Neurodevelopmental: Affect learning/skill development, social functioning, perceptual-motor deficits

Schizophrenia: Social interaction, behavioral issues, ADL issues, executive function issues

Bipolar: Cognitive issues, behavior issues, symptom/med effects

Depressive: ADL/IADL deficiencies, impaired function with school/work, interpersonal relationships

Anxiety: High stress, stimulus-specific fears

Obsessive-Compulsive Related: Body dysmorphia, hoarding, trichotillomania/excoriation

Trauma/Stressor Related: Sensory processing issues, emotional triggers, substance abuse

Feeding/Eating Disorders: Self esteem/assertiveness issues, food issues

Substance Abuse/Addictions: Need to fill new leisure time, cognitive/perceptual issues, social skills, need for new roles/occupations

Neurocognitive: Declining function, need for roles/routines, memory, judgment, social/emotional skills

Personality: Need for psychoeducation, social skills, societal role, aggressiveness

44
Q

Enabling

A

A codependent behavior; removing the natural consequences to the addict of his behavior.
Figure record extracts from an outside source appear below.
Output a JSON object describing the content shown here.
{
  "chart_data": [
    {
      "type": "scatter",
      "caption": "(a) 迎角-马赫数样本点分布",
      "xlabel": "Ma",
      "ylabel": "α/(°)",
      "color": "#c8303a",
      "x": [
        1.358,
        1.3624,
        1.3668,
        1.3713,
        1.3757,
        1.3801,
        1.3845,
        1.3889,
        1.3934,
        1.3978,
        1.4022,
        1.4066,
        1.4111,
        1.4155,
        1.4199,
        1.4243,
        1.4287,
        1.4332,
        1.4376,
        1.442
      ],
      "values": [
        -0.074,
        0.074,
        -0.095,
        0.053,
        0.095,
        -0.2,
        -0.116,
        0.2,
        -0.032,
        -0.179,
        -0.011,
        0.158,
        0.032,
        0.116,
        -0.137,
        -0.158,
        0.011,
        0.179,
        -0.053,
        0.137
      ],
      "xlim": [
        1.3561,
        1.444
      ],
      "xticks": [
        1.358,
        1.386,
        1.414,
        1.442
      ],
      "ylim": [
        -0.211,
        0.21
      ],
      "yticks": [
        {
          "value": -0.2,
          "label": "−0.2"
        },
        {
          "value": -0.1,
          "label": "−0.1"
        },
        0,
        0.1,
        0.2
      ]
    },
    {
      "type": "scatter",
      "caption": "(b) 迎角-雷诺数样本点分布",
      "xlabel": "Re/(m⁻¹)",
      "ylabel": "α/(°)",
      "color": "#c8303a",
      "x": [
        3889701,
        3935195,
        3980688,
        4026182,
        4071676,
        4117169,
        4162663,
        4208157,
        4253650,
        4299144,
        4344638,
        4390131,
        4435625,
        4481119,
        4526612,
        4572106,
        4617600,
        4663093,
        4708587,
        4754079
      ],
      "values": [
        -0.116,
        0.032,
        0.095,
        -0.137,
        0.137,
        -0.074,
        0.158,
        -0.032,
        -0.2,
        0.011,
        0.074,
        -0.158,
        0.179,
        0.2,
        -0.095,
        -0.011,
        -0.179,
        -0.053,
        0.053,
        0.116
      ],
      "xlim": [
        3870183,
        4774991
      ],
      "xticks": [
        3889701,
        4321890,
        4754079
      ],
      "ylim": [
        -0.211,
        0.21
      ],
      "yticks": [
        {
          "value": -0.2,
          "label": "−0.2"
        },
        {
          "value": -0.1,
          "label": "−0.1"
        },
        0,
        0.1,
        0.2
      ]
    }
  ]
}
Making excuses for them, giving them money, etc.

45
Q

Denial

A

Defense mechanism used by addict. Not admitting there is a problem; refusal to admit truth or reality.

46
Q

Rationalization

A

Defence mechanism used by addicts. Making excuses/justifications for behavior. Blaming it on something/someone else. “I did it because….”

47
Q

Projection

A

Transferring one’s own unacceptable feelings onto others. Addicts use this as defense mechanism.

48
Q

Co-dependency

A

Unhealthy involvement of non-substance abuser such as a spouse. A codependent person is someone who sacrifices their own needs in order to meet needs of other (addict).

49
Q

Important to address in Substance Abuse interventions:

A

Evaluation/intervention focus on:
• Performance patterns (bad habits?)
• Use of time (filling it, especially leisure)
• Relapse prevention
• Cognitive and perceptual functions/skill development
• Social interaction, social skills, self-expression
• Daily living skills (ADLs may be affected)
• Acquisition, development, maintenance of valued occupational and social roles (ie: work?)